Bruno Le Maire a salué le « courage d’aller au travail » de celles et ceux qui assuraient ainsi la bonne marche de l’économie (et il ne parlait pas des hospitaliers) ; Muriel Pénicaud a dénoncé les patrons du BTP, selon elle trop timides à exposer des salariés au risque. Ce ne sont pas les costards-cravates qu’on voit dans les bus, les trains de banlieue ou sur leurs scooters et vélos (ni seulement des soignants ou d’autres qui se déplaceraient avec une raison d’intérêt général) : ce sont les travailleuses et travailleurs des boîtes de nettoyage, de l’industrie et du bâtiment, les livreurs… le gros des « prolos ». D’un côté le gouvernement mobilise 100 000 policiers pour traquer ceux qui promènent leur chien, font un brin de jogging ou cherchent à respirer trois secondes hors de leur HLM de cité, car il ne faudrait pas croiser davantage que cinq personnes par jour ; de l’autre il oblige des hommes et des femmes à continuer à se rassembler par centaines de milliers, au total, sur des lieux de travail. Où est l’erreur ?
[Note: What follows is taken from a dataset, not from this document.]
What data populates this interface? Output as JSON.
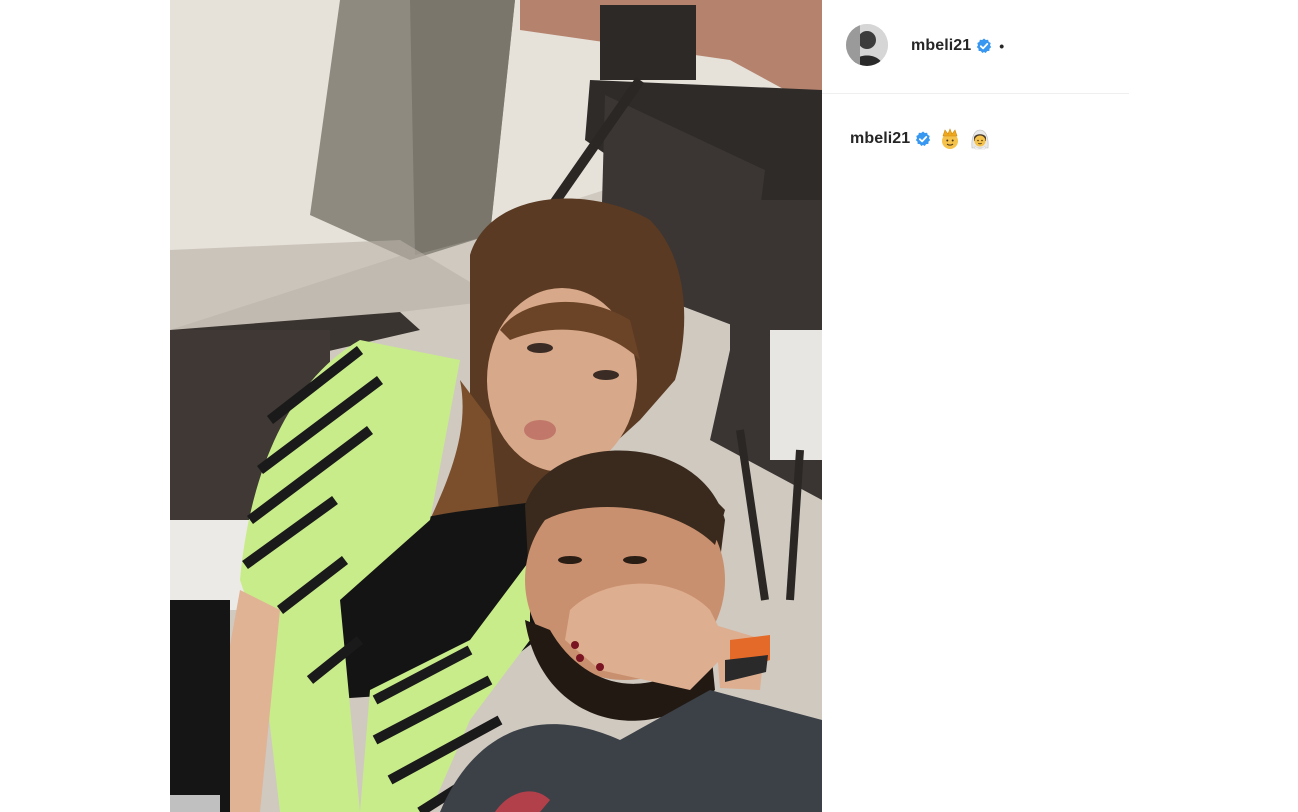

Beaucoup de travailleurs se sont aussitôt regimbés, spontanément ou à l’initiative de militants locaux, ont imposé ou bataillé pour imposer leur droit de retrait. Une nouvelle forme de grève, en réalité. En particulier à La Poste mais aussi dans les transports, dans l’industrie, sur des chantiers. Malgré des conditions nouvelles et quasi-surréalistes d’échange d’informations par des réseaux virtuels, une lutte est entamée, se coordonne et se fait connaître… une lutte de classe qui – illico presto – riposte à la guerre que Macron a déclarée au monde du travail.

« La vague est là. Nous devons faire face à l’urgence sanitaire, protéger les plus faibles, nos aînés, et ensuite notre système de santé lui-même. » (Premier mensonge d’Emmanuel Macron au Journal du Dimanche, le 22 mars 2020).

Le mot « guerre » avait été prononcé sept fois par Macron dans un premier discours. Il le répète le 22 mars dans une interview donnée au Journal du Dimanche, « c’est la guerre » et il précise « elle va durer »… « la vague est là ». Oui, près de 700 morts en France, plus de 5000 en Italie, et une situation en France qu’on nous promet similaire à celle de l’Italie dans 15 jours à trois semaines. Par ailleurs un milliard d’infectés dans le monde, et une pandémie qui gagne des pays où l’état sanitaire est bien pire qu’en Europe… Macron nous alerte, c’est pourtant en toute connaissance de cause que lui et les siens ont choisi de ne pas anticiper, de ne pas prévenir, parce que non conforme à leur politique de sauvegarde des profits ; en toute conscience qu’ils privilégient « l’urgence économique » à « l’urgence sanitaire ».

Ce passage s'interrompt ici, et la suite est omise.